Kieślowski’s final four films would prove his commercially most successful. International in scope and funding, they continued to focus on moral and metaphysical issues on an abstract level and again frequently returned to notice of chance, and the ways in which people connect and disconnect on a physical and spiritual level. The Double Life of Veronique (1991), one of the director’s most beloved and accessible films, offered a ravishing, mysterious rumination on identity, love, and human intuition. Aided by Slawomir Idziak’s shimmering cinematography and Preisner’s haunting, operatic score, Kieślowski creates one of cinema’s most purely metaphysical works.
The Double Life of Veronique was followed by The Three Colors Trilogy. A return to the multi-strand scope and ambition of The Decalogue, the films—Three Colors: Blue (1993), Three Colors: White (1994) and Three Colors: Red (1994)—were named for the colors of the French flag and stand for the tenets of the French Revolution—liberty, equality, and fraternity—but that hardly begins to explain their enigmatic beauty and rich humanity.
Set in Paris, Warsaw, and Geneva, and ranging from tragedy to comedy, Blue, White, and Red examine with artistic clarity a group of ambiguously interconnected people experiencing profound personal disruptions.

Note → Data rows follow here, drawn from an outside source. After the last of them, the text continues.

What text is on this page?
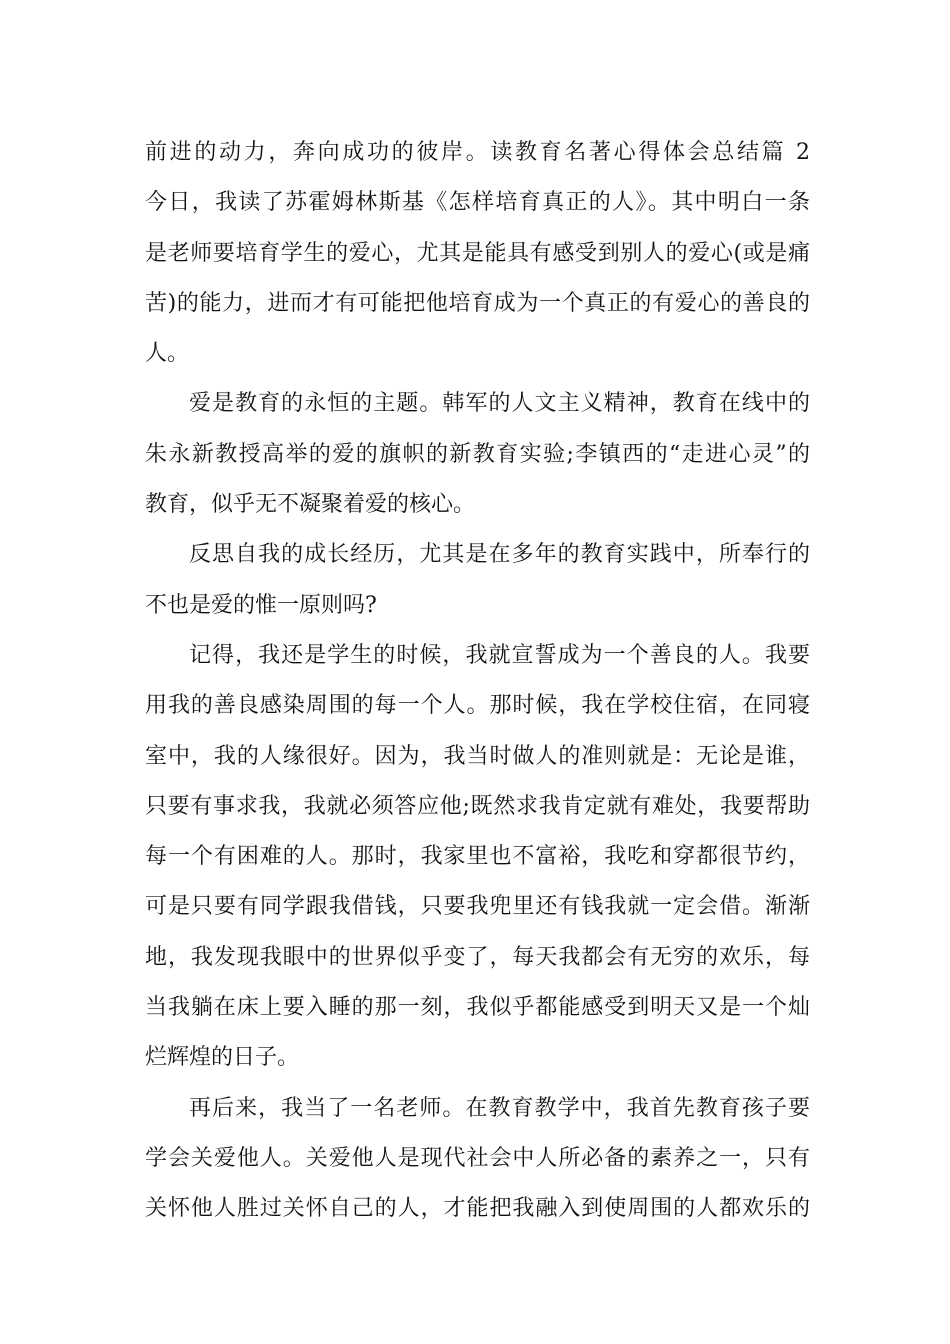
前进的动力，奔向成功的彼岸。读教育名著心得体会总结篇 2
今日，我读了苏霍姆林斯基《怎样培育真正的人》。其中明白一条
是老师要培育学生的爱心，尤其是能具有感受到别人的爱心(或是痛
苦)的能力，进而才有可能把他培育成为一个真正的有爱心的善良的
人。
爱是教育的永恒的主题。韩军的人文主义精神，教育在线中的
朱永新教授高举的爱的旗帜的新教育实验;李镇西的“走进心灵”的
教育，似乎无不凝聚着爱的核心。
反思自我的成长经历，尤其是在多年的教育实践中，所奉行的
不也是爱的惟一原则吗?
记得，我还是学生的时候，我就宣誓成为一个善良的人。我要
用我的善良感染周围的每一个人。那时候，我在学校住宿，在同寝
室中，我的人缘很好。因为，我当时做人的准则就是：无论是谁，
只要有事求我，我就必须答应他;既然求我肯定就有难处，我要帮助
每一个有困难的人。那时，我家里也不富裕，我吃和穿都很节约，
可是只要有同学跟我借钱，只要我兜里还有钱我就一定会借。渐渐
地，我发现我眼中的世界似乎变了，每天我都会有无穷的欢乐，每
当我躺在床上要入睡的那一刻，我似乎都能感受到明天又是一个灿
烂辉煌的日子。
再后来，我当了一名老师。在教育教学中，我首先教育孩子要
学会关爱他人。关爱他人是现代社会中人所必备的素养之一，只有
关怀他人胜过关怀自己的人，才能把我融入到使周围的人都欢乐的
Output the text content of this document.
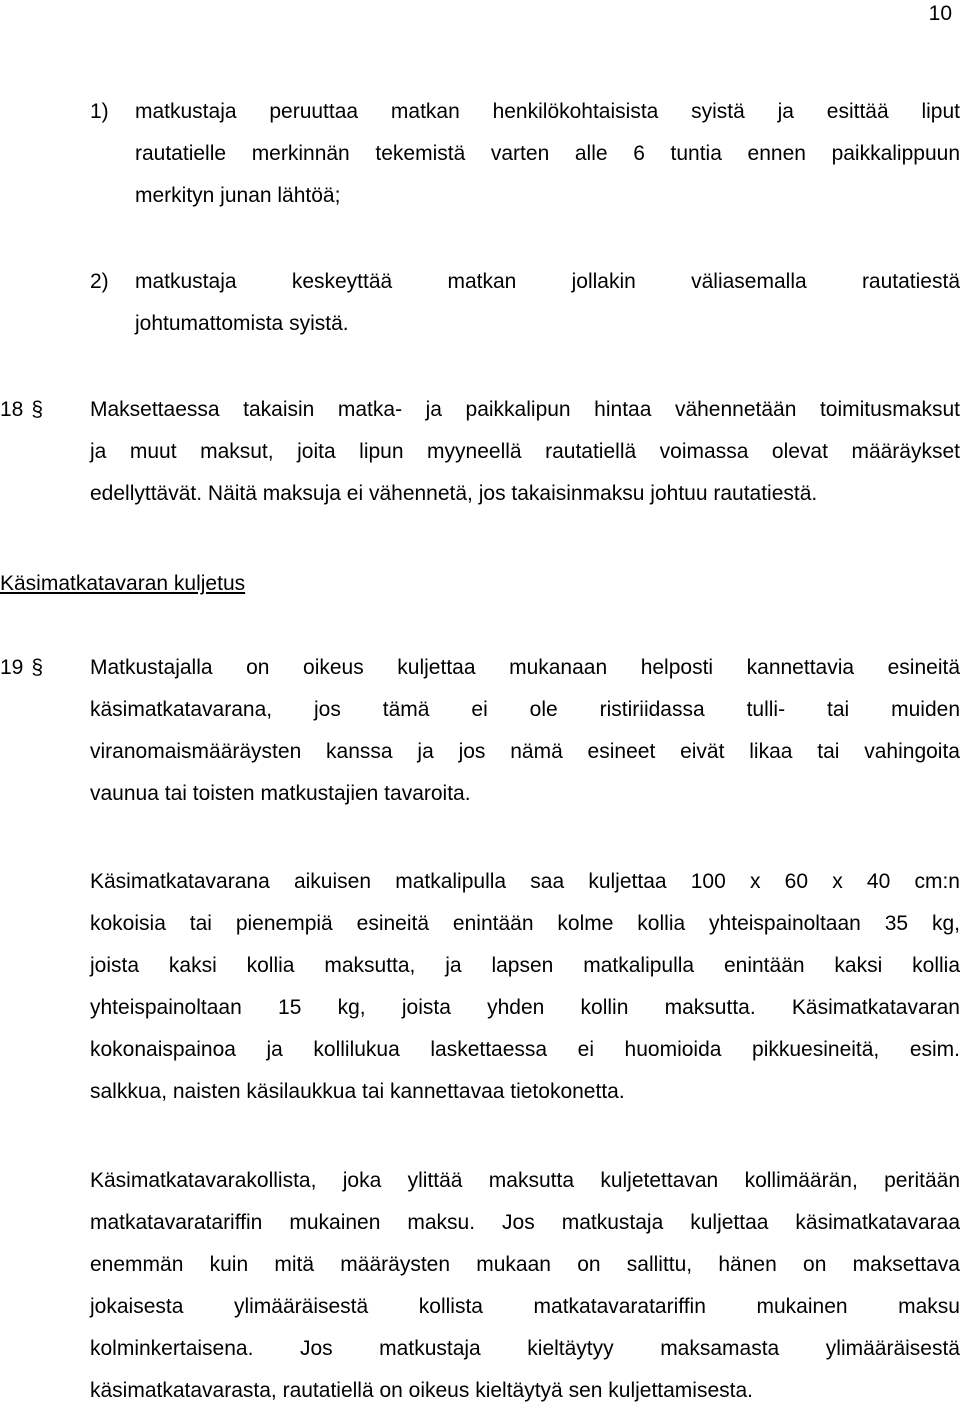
10
1) matkustaja peruuttaa matkan henkilökohtaisista syistä ja esittää liput
rautatielle merkinnän tekemistä varten alle 6 tuntia ennen paikkalippuun
merkityn junan lähtöä;
2) matkustaja keskeyttää matkan jollakin väliasemalla rautatiestä
johtumattomista syistä.
18 § Maksettaessa takaisin matka- ja paikkalipun hintaa vähennetään toimitusmaksut
ja muut maksut, joita lipun myyneellä rautatiellä voimassa olevat määräykset
edellyttävät. Näitä maksuja ei vähennetä, jos takaisinmaksu johtuu rautatiestä.
Käsimatkatavaran kuljetus
19 § Matkustajalla on oikeus kuljettaa mukanaan helposti kannettavia esineitä
käsimatkatavarana, jos tämä ei ole ristiriidassa tulli- tai muiden
viranomaismääräysten kanssa ja jos nämä esineet eivät likaa tai vahingoita
vaunua tai toisten matkustajien tavaroita.
Käsimatkatavarana aikuisen matkalipulla saa kuljettaa 100 x 60 x 40 cm:n
kokoisia tai pienempiä esineitä enintään kolme kollia yhteispainoltaan 35 kg,
joista kaksi kollia maksutta, ja lapsen matkalipulla enintään kaksi kollia
yhteispainoltaan 15 kg, joista yhden kollin maksutta. Käsimatkatavaran
kokonaispainoa ja kollilukua laskettaessa ei huomioida pikkuesineitä, esim.
salkkua, naisten käsilaukkua tai kannettavaa tietokonetta.
Käsimatkatavarakollista, joka ylittää maksutta kuljetettavan kollimäärän, peritään
matkatavaratariffin mukainen maksu. Jos matkustaja kuljettaa käsimatkatavaraa
enemmän kuin mitä määräysten mukaan on sallittu, hänen on maksettava
jokaisesta ylimääräisestä kollista matkatavaratariffin mukainen maksu
kolminkertaisena. Jos matkustaja kieltäytyy maksamasta ylimääräisestä
käsimatkatavarasta, rautatiellä on oikeus kieltäytyä sen kuljettamisesta.
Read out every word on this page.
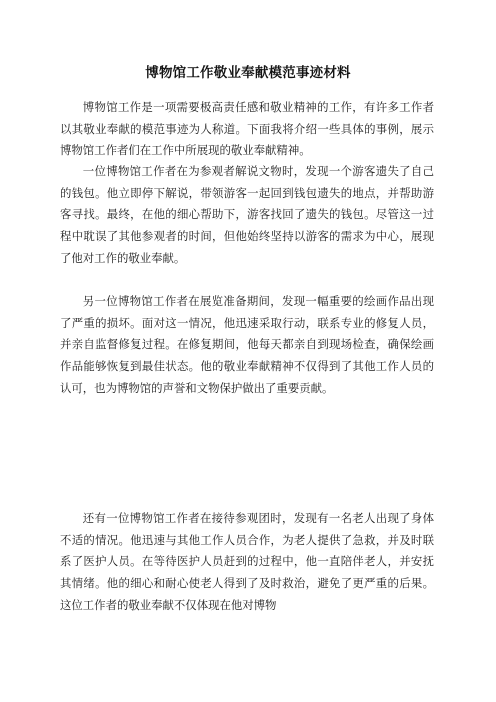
博物馆工作敬业奉献模范事迹材料

博物馆工作是一项需要极高责任感和敬业精神的工作，有许多工作者以其敬业奉献的模范事迹为人称道。下面我将介绍一些具体的事例，展示博物馆工作者们在工作中所展现的敬业奉献精神。

一位博物馆工作者在为参观者解说文物时，发现一个游客遗失了自己的钱包。他立即停下解说，带领游客一起回到钱包遗失的地点，并帮助游客寻找。最终，在他的细心帮助下，游客找回了遗失的钱包。尽管这一过程中耽误了其他参观者的时间，但他始终坚持以游客的需求为中心，展现了他对工作的敬业奉献。

另一位博物馆工作者在展览准备期间，发现一幅重要的绘画作品出现了严重的损坏。面对这一情况，他迅速采取行动，联系专业的修复人员，并亲自监督修复过程。在修复期间，他每天都亲自到现场检查，确保绘画作品能够恢复到最佳状态。他的敬业奉献精神不仅得到了其他工作人员的认可，也为博物馆的声誉和文物保护做出了重要贡献。

还有一位博物馆工作者在接待参观团时，发现有一名老人出现了身体不适的情况。他迅速与其他工作人员合作，为老人提供了急救，并及时联系了医护人员。在等待医护人员赶到的过程中，他一直陪伴老人，并安抚其情绪。他的细心和耐心使老人得到了及时救治，避免了更严重的后果。这位工作者的敬业奉献不仅体现在他对博物
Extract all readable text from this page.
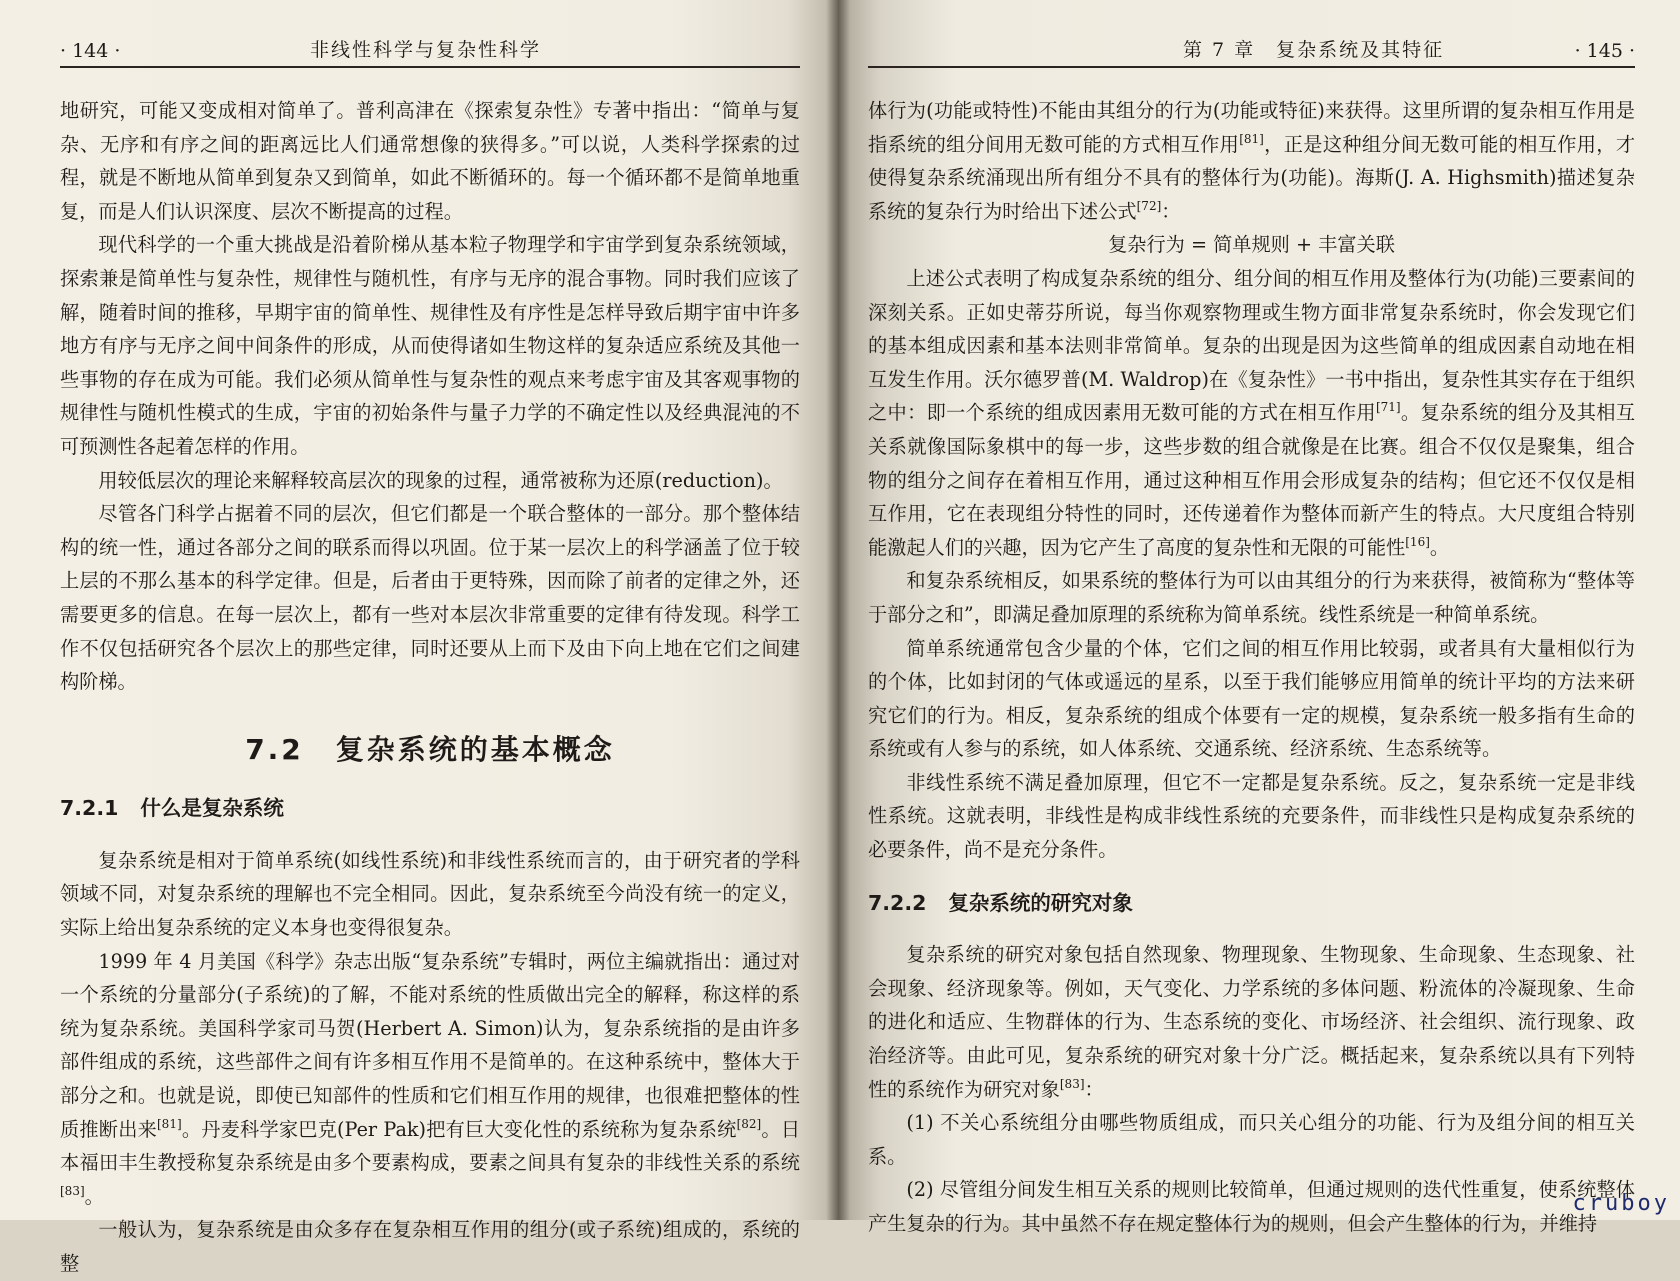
· 144 ·	非线性科学与复杂性科学

地研究，可能又变成相对简单了。普利高津在《探索复杂性》专著中指出：“简单与复杂、无序和有序之间的距离远比人们通常想像的狭得多。”可以说，人类科学探索的过程，就是不断地从简单到复杂又到简单，如此不断循环的。每一个循环都不是简单地重复，而是人们认识深度、层次不断提高的过程。

现代科学的一个重大挑战是沿着阶梯从基本粒子物理学和宇宙学到复杂系统领域，探索兼是简单性与复杂性，规律性与随机性，有序与无序的混合事物。同时我们应该了解，随着时间的推移，早期宇宙的简单性、规律性及有序性是怎样导致后期宇宙中许多地方有序与无序之间中间条件的形成，从而使得诸如生物这样的复杂适应系统及其他一些事物的存在成为可能。我们必须从简单性与复杂性的观点来考虑宇宙及其客观事物的规律性与随机性模式的生成，宇宙的初始条件与量子力学的不确定性以及经典混沌的不可预测性各起着怎样的作用。

用较低层次的理论来解释较高层次的现象的过程，通常被称为还原(reduction)。

尽管各门科学占据着不同的层次，但它们都是一个联合整体的一部分。那个整体结构的统一性，通过各部分之间的联系而得以巩固。位于某一层次上的科学涵盖了位于较上层的不那么基本的科学定律。但是，后者由于更特殊，因而除了前者的定律之外，还需要更多的信息。在每一层次上，都有一些对本层次非常重要的定律有待发现。科学工作不仅包括研究各个层次上的那些定律，同时还要从上而下及由下向上地在它们之间建构阶梯。

7.2 复杂系统的基本概念
7.2.1 什么是复杂系统

复杂系统是相对于简单系统(如线性系统)和非线性系统而言的，由于研究者的学科领域不同，对复杂系统的理解也不完全相同。因此，复杂系统至今尚没有统一的定义，实际上给出复杂系统的定义本身也变得很复杂。

1999 年 4 月美国《科学》杂志出版“复杂系统”专辑时，两位主编就指出：通过对一个系统的分量部分(子系统)的了解，不能对系统的性质做出完全的解释，称这样的系统为复杂系统。美国科学家司马贺(Herbert A. Simon)认为，复杂系统指的是由许多部件组成的系统，这些部件之间有许多相互作用不是简单的。在这种系统中，整体大于部分之和。也就是说，即使已知部件的性质和它们相互作用的规律，也很难把整体的性质推断出来[81]。丹麦科学家巴克(Per Pak)把有巨大变化性的系统称为复杂系统[82]。日本福田丰生教授称复杂系统是由多个要素构成，要素之间具有复杂的非线性关系的系统[83]。

一般认为，复杂系统是由众多存在复杂相互作用的组分(或子系统)组成的，系统的整

第 7 章　复杂系统及其特征	· 145 ·

体行为(功能或特性)不能由其组分的行为(功能或特征)来获得。这里所谓的复杂相互作用是指系统的组分间用无数可能的方式相互作用[81]，正是这种组分间无数可能的相互作用，才使得复杂系统涌现出所有组分不具有的整体行为(功能)。海斯(J. A. Highsmith)描述复杂系统的复杂行为时给出下述公式[72]：

复杂行为 = 简单规则 + 丰富关联

上述公式表明了构成复杂系统的组分、组分间的相互作用及整体行为(功能)三要素间的深刻关系。正如史蒂芬所说，每当你观察物理或生物方面非常复杂系统时，你会发现它们的基本组成因素和基本法则非常简单。复杂的出现是因为这些简单的组成因素自动地在相互发生作用。沃尔德罗普(M. Waldrop)在《复杂性》一书中指出，复杂性其实存在于组织之中：即一个系统的组成因素用无数可能的方式在相互作用[71]。复杂系统的组分及其相互关系就像国际象棋中的每一步，这些步数的组合就像是在比赛。组合不仅仅是聚集，组合物的组分之间存在着相互作用，通过这种相互作用会形成复杂的结构；但它还不仅仅是相互作用，它在表现组分特性的同时，还传递着作为整体而新产生的特点。大尺度组合特别能激起人们的兴趣，因为它产生了高度的复杂性和无限的可能性[16]。

和复杂系统相反，如果系统的整体行为可以由其组分的行为来获得，被简称为“整体等于部分之和”，即满足叠加原理的系统称为简单系统。线性系统是一种简单系统。

简单系统通常包含少量的个体，它们之间的相互作用比较弱，或者具有大量相似行为的个体，比如封闭的气体或遥远的星系，以至于我们能够应用简单的统计平均的方法来研究它们的行为。相反，复杂系统的组成个体要有一定的规模，复杂系统一般多指有生命的系统或有人参与的系统，如人体系统、交通系统、经济系统、生态系统等。

非线性系统不满足叠加原理，但它不一定都是复杂系统。反之，复杂系统一定是非线性系统。这就表明，非线性是构成非线性系统的充要条件，而非线性只是构成复杂系统的必要条件，尚不是充分条件。

7.2.2 复杂系统的研究对象

复杂系统的研究对象包括自然现象、物理现象、生物现象、生命现象、生态现象、社会现象、经济现象等。例如，天气变化、力学系统的多体问题、粉流体的冷凝现象、生命的进化和适应、生物群体的行为、生态系统的变化、市场经济、社会组织、流行现象、政治经济等。由此可见，复杂系统的研究对象十分广泛。概括起来，复杂系统以具有下列特性的系统作为研究对象[83]：

(1) 不关心系统组分由哪些物质组成，而只关心组分的功能、行为及组分间的相互关系。

(2) 尽管组分间发生相互关系的规则比较简单，但通过规则的迭代性重复，使系统整体产生复杂的行为。其中虽然不存在规定整体行为的规则，但会产生整体的行为，并维持

cruboy
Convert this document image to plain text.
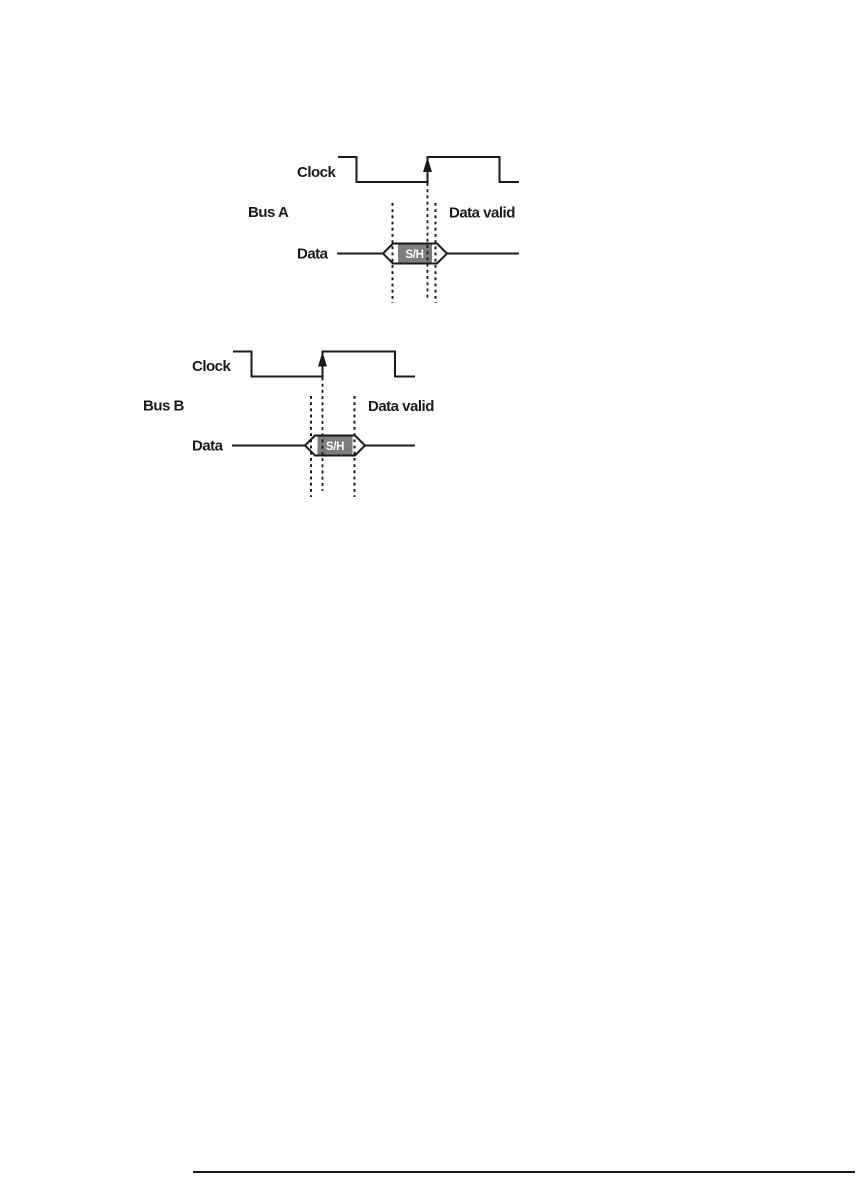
S/H
Clock
Bus A	Data valid
Data
S/H
Clock
Bus B	Data valid
Data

Marked by intoxicating cinematography, again utilizing scripts by Piesiewicz and the scores of Zbigniew Preisner and stirring performances by international figures including Juliette Binoche, Julie Delpy, Irène Jacob, and Jean-Louis Trintignant, Kieślowski’s Three Colors is one of the benchmarks of contemporary European cinema.
Though enjoying prize triumphs at Venice and Berlin and securing an Academy Award nomination in the Best original Screenplay and Best Director category, Kieślowski was left exhausted by the completion of 14 films between 1975 and 1994. He announced his retirement but returned to start work on a further trilogy Piesiewicz based on the concept of heaven, hell and purgatory. At the age of 54 the director suffered a heart attack and died during open-heart surgery.